Review of The Songs of Insects

Jerry Nissley

The Songs of Insects by Lang Elliott and Will Hershberger

On September 11, 2019, Friends of Dyke Marsh (FODM) hosted speaker Will Hershberger, co-author of The Songs of Insects (2007). The evening presentation was given in the visitor’s center at Huntley Meadows Park, followed by a night walk through Huntley Meadow’s woods and wetland to actually hear the calls, chirps, tics, and trills of the insects. Mr. Hershberger has been recording insect sounds for many years and has amassed a vast collection of insect images and recordings, first published in his book and now maintained on his fascinating website. He is an avid naturalist, award-winning nature photographer, nature sound recordist, and author. He and his wife, Donna, formed Nature Images and Sounds, LLC, and photograph a wide variety of animals in addition to insects. He is an entertaining public speaker as well.
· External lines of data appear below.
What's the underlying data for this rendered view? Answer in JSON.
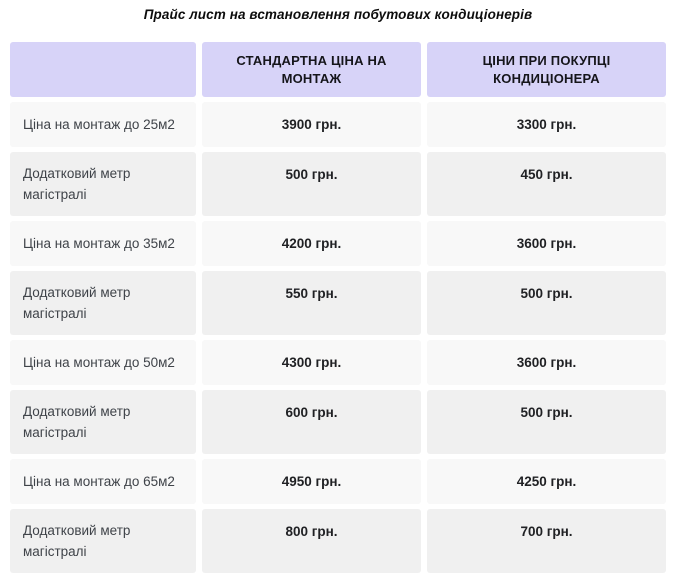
{
  "page": {
    "title": "Прайс лист на встановлення побутових кондиціонерів"
  },
  "table": {
    "columns": [
      "",
      "СТАНДАРТНА ЦІНА НА МОНТАЖ",
      "ЦІНИ ПРИ ПОКУПЦІ КОНДИЦІОНЕРА"
    ],
    "rows": [
      {
        "label": "Ціна на монтаж до 25м2",
        "standard": "3900 грн.",
        "purchase": "3300 грн."
      },
      {
        "label": "Додатковий метр магістралі",
        "standard": "500 грн.",
        "purchase": "450 грн."
      },
      {
        "label": "Ціна на монтаж до 35м2",
        "standard": "4200 грн.",
        "purchase": "3600 грн."
      },
      {
        "label": "Додатковий метр магістралі",
        "standard": "550 грн.",
        "purchase": "500 грн."
      },
      {
        "label": "Ціна на монтаж до 50м2",
        "standard": "4300 грн.",
        "purchase": "3600 грн."
      },
      {
        "label": "Додатковий метр магістралі",
        "standard": "600 грн.",
        "purchase": "500 грн."
      },
      {
        "label": "Ціна на монтаж до 65м2",
        "standard": "4950 грн.",
        "purchase": "4250 грн."
      },
      {
        "label": "Додатковий метр магістралі",
        "standard": "800 грн.",
        "purchase": "700 грн."
      }
    ],
    "colors": {
      "header_bg": "#d7d3f8",
      "row_odd_bg": "#f8f8f8",
      "row_even_bg": "#f0f0f0",
      "header_text": "#15151a",
      "label_text": "#3f4349",
      "value_text": "#202124"
    }
  }
}
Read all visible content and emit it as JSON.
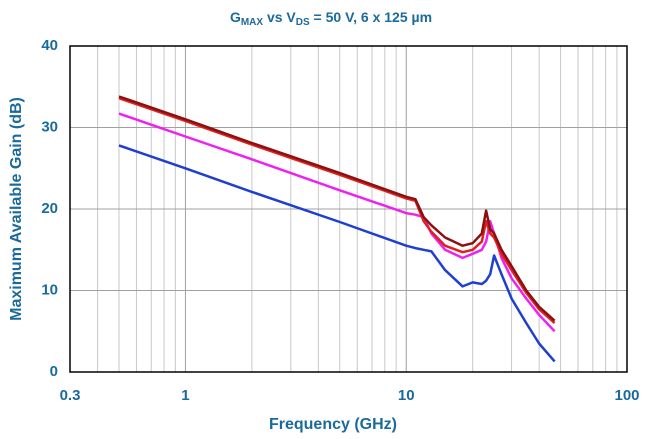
{
  "chart_data": {
    "type": "line",
    "title_parts": [
      "G",
      "MAX",
      " vs V",
      "DS",
      " = 50 V, 6 x 125 µm"
    ],
    "x_label": "Frequency (GHz)",
    "y_label": "Maximum Available Gain (dB)",
    "x_log": true,
    "xlim": [
      0.3,
      100
    ],
    "xticks": [
      0.3,
      1,
      10,
      100
    ],
    "x_minor_grid": [
      0.4,
      0.5,
      0.6,
      0.7,
      0.8,
      0.9,
      2,
      3,
      4,
      5,
      6,
      7,
      8,
      9,
      20,
      30,
      40,
      50,
      60,
      70,
      80,
      90
    ],
    "ylim": [
      0,
      40
    ],
    "yticks": [
      0,
      10,
      20,
      30,
      40
    ],
    "grid": true,
    "x": [
      0.5,
      1,
      2,
      5,
      10,
      11,
      12,
      13,
      15,
      18,
      20,
      22,
      23,
      24,
      25,
      27,
      30,
      35,
      40,
      47
    ],
    "series": [
      {
        "color": "#1f3fd0",
        "values": [
          27.8,
          25,
          22.1,
          18.4,
          15.5,
          15.2,
          15,
          14.8,
          12.5,
          10.5,
          11,
          10.8,
          11.2,
          12,
          14.3,
          12,
          9,
          6,
          3.5,
          1.3
        ]
      },
      {
        "color": "#ee22ee",
        "values": [
          31.7,
          28.9,
          26.1,
          22.3,
          19.5,
          19.3,
          19,
          17,
          15,
          14,
          14.5,
          15,
          16,
          18.5,
          17,
          14,
          11.5,
          9,
          7,
          5
        ]
      },
      {
        "color": "#e02020",
        "values": [
          33.6,
          30.8,
          27.9,
          24.2,
          21.3,
          21,
          18.5,
          17.2,
          15.5,
          14.7,
          15,
          16,
          18.5,
          17,
          16.5,
          14.5,
          12.5,
          9.7,
          7.7,
          6
        ]
      },
      {
        "color": "#8b1010",
        "values": [
          33.8,
          31,
          28.1,
          24.4,
          21.5,
          21.2,
          19,
          18,
          16.5,
          15.5,
          15.8,
          17,
          19.8,
          17.5,
          17,
          15,
          13,
          10,
          8,
          6.3
        ]
      }
    ]
  }
}
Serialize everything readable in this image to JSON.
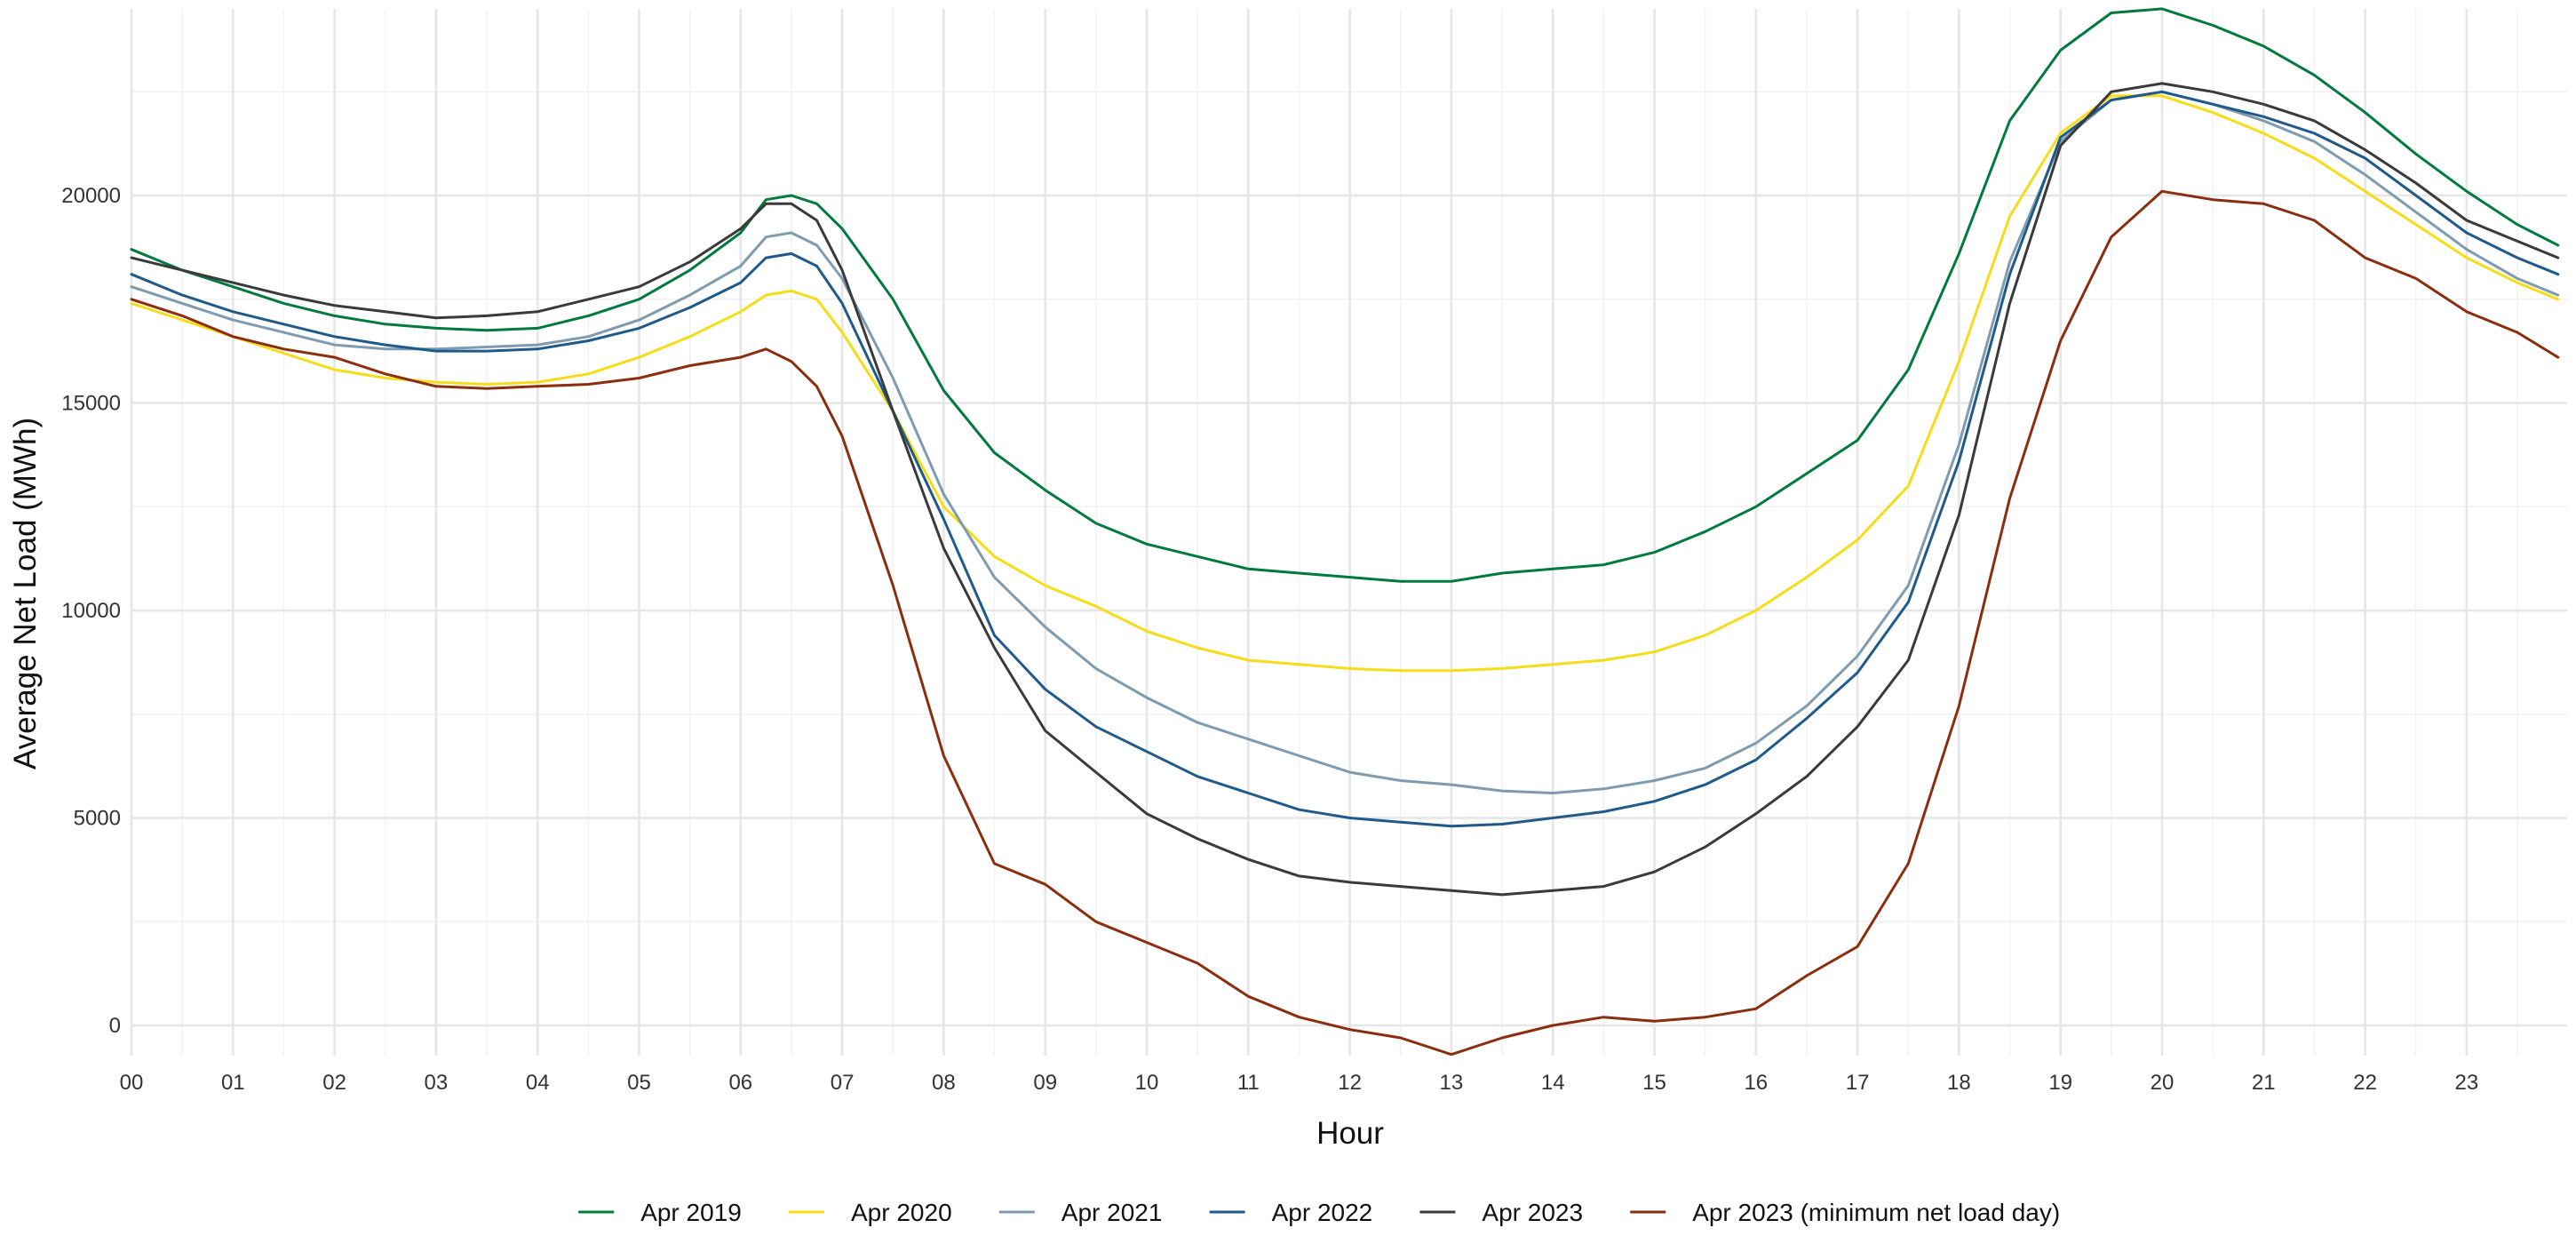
{
  "chart_data": {
    "type": "line",
    "title": "",
    "xlabel": "Hour",
    "ylabel": "Average Net Load (MWh)",
    "xlim": [
      0,
      23.9
    ],
    "ylim": [
      -800,
      24500
    ],
    "grid": true,
    "legend_position": "bottom",
    "x_ticks": [
      "00",
      "01",
      "02",
      "03",
      "04",
      "05",
      "06",
      "07",
      "08",
      "09",
      "10",
      "11",
      "12",
      "13",
      "14",
      "15",
      "16",
      "17",
      "18",
      "19",
      "20",
      "21",
      "22",
      "23"
    ],
    "y_ticks": [
      0,
      5000,
      10000,
      15000,
      20000
    ],
    "x": [
      0,
      0.5,
      1,
      1.5,
      2,
      2.5,
      3,
      3.5,
      4,
      4.5,
      5,
      5.5,
      6,
      6.25,
      6.5,
      6.75,
      7,
      7.5,
      8,
      8.5,
      9,
      9.5,
      10,
      10.5,
      11,
      11.5,
      12,
      12.5,
      13,
      13.5,
      14,
      14.5,
      15,
      15.5,
      16,
      16.5,
      17,
      17.5,
      18,
      18.5,
      19,
      19.5,
      20,
      20.5,
      21,
      21.5,
      22,
      22.5,
      23,
      23.5,
      23.9
    ],
    "series": [
      {
        "name": "Apr 2019",
        "color": "#007A3D",
        "values": [
          18700,
          18200,
          17800,
          17400,
          17100,
          16900,
          16800,
          16750,
          16800,
          17100,
          17500,
          18200,
          19100,
          19900,
          20000,
          19800,
          19200,
          17500,
          15300,
          13800,
          12900,
          12100,
          11600,
          11300,
          11000,
          10900,
          10800,
          10700,
          10700,
          10900,
          11000,
          11100,
          11400,
          11900,
          12500,
          13300,
          14100,
          15800,
          18600,
          21800,
          23500,
          24400,
          24500,
          24100,
          23600,
          22900,
          22000,
          21000,
          20100,
          19300,
          18800
        ]
      },
      {
        "name": "Apr 2020",
        "color": "#F7DC18",
        "values": [
          17400,
          17000,
          16600,
          16200,
          15800,
          15600,
          15500,
          15450,
          15500,
          15700,
          16100,
          16600,
          17200,
          17600,
          17700,
          17500,
          16700,
          14800,
          12500,
          11300,
          10600,
          10100,
          9500,
          9100,
          8800,
          8700,
          8600,
          8550,
          8550,
          8600,
          8700,
          8800,
          9000,
          9400,
          10000,
          10800,
          11700,
          13000,
          16000,
          19500,
          21500,
          22400,
          22400,
          22000,
          21500,
          20900,
          20100,
          19300,
          18500,
          17900,
          17500
        ]
      },
      {
        "name": "Apr 2021",
        "color": "#7F9BAF",
        "values": [
          17800,
          17400,
          17000,
          16700,
          16400,
          16300,
          16300,
          16350,
          16400,
          16600,
          17000,
          17600,
          18300,
          19000,
          19100,
          18800,
          18000,
          15600,
          12800,
          10800,
          9600,
          8600,
          7900,
          7300,
          6900,
          6500,
          6100,
          5900,
          5800,
          5650,
          5600,
          5700,
          5900,
          6200,
          6800,
          7700,
          8900,
          10600,
          14000,
          18400,
          21300,
          22300,
          22500,
          22200,
          21800,
          21300,
          20500,
          19600,
          18700,
          18000,
          17600
        ]
      },
      {
        "name": "Apr 2022",
        "color": "#1F5A8A",
        "values": [
          18100,
          17600,
          17200,
          16900,
          16600,
          16400,
          16250,
          16250,
          16300,
          16500,
          16800,
          17300,
          17900,
          18500,
          18600,
          18300,
          17400,
          14800,
          12200,
          9400,
          8100,
          7200,
          6600,
          6000,
          5600,
          5200,
          5000,
          4900,
          4800,
          4850,
          5000,
          5150,
          5400,
          5800,
          6400,
          7400,
          8500,
          10200,
          13600,
          18100,
          21400,
          22300,
          22500,
          22200,
          21900,
          21500,
          20900,
          20000,
          19100,
          18500,
          18100
        ]
      },
      {
        "name": "Apr 2023",
        "color": "#3A3A3A",
        "values": [
          18500,
          18200,
          17900,
          17600,
          17350,
          17200,
          17050,
          17100,
          17200,
          17500,
          17800,
          18400,
          19200,
          19800,
          19800,
          19400,
          18200,
          14800,
          11500,
          9100,
          7100,
          6100,
          5100,
          4500,
          4000,
          3600,
          3450,
          3350,
          3250,
          3150,
          3250,
          3350,
          3700,
          4300,
          5100,
          6000,
          7200,
          8800,
          12300,
          17400,
          21200,
          22500,
          22700,
          22500,
          22200,
          21800,
          21100,
          20300,
          19400,
          18900,
          18500
        ]
      },
      {
        "name": "Apr 2023 (minimum net load day)",
        "color": "#8B2E10",
        "values": [
          17500,
          17100,
          16600,
          16300,
          16100,
          15700,
          15400,
          15350,
          15400,
          15450,
          15600,
          15900,
          16100,
          16300,
          16000,
          15400,
          14200,
          10600,
          6500,
          3900,
          3400,
          2500,
          2000,
          1500,
          700,
          200,
          -100,
          -300,
          -700,
          -300,
          0,
          200,
          100,
          200,
          400,
          1200,
          1900,
          3900,
          7700,
          12700,
          16500,
          19000,
          20100,
          19900,
          19800,
          19400,
          18500,
          18000,
          17200,
          16700,
          16100
        ]
      }
    ]
  }
}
The presentation explored the world of singing insects and explained how to distinguish individual species of crickets, katydids, and cicadas. I learned a lot about what we hear day and night during each season of the year. What I am hearing at night now, which I thought to be frogs, may well indeed be insects, especially the Snowy Tree Cricket, Davis’s Tree Cricket, and the Northern Mole Cricket. (See Hershberger’s Guide to Species.) You may be as amazed as I was.

My big take-away was something we perhaps all know but don’t think about all the time: Animal songs are seasonal and specific to one predominant purpose–mating. In general, the frog-calling season is late winter through spring, birds carry us through summer, and late summer (now) through early winter is insect time. The sounds we are hearing now are most likely insects. Each season carries some overlap, of course. Birds are the ones we hear most across all seasons but even their calls/songs change. Now is the time of the insects.

Seasonality explains why now I don’t hear frogs during the evening Mason Neck kayak tours, where earlier in the year I couldn’t talk over the frog ruckus. Now I hear the three-part harmony of crickets, katydids, and cicadas. Each sound interesting in its own right, which The Songs of Insects re-enforces beautifully.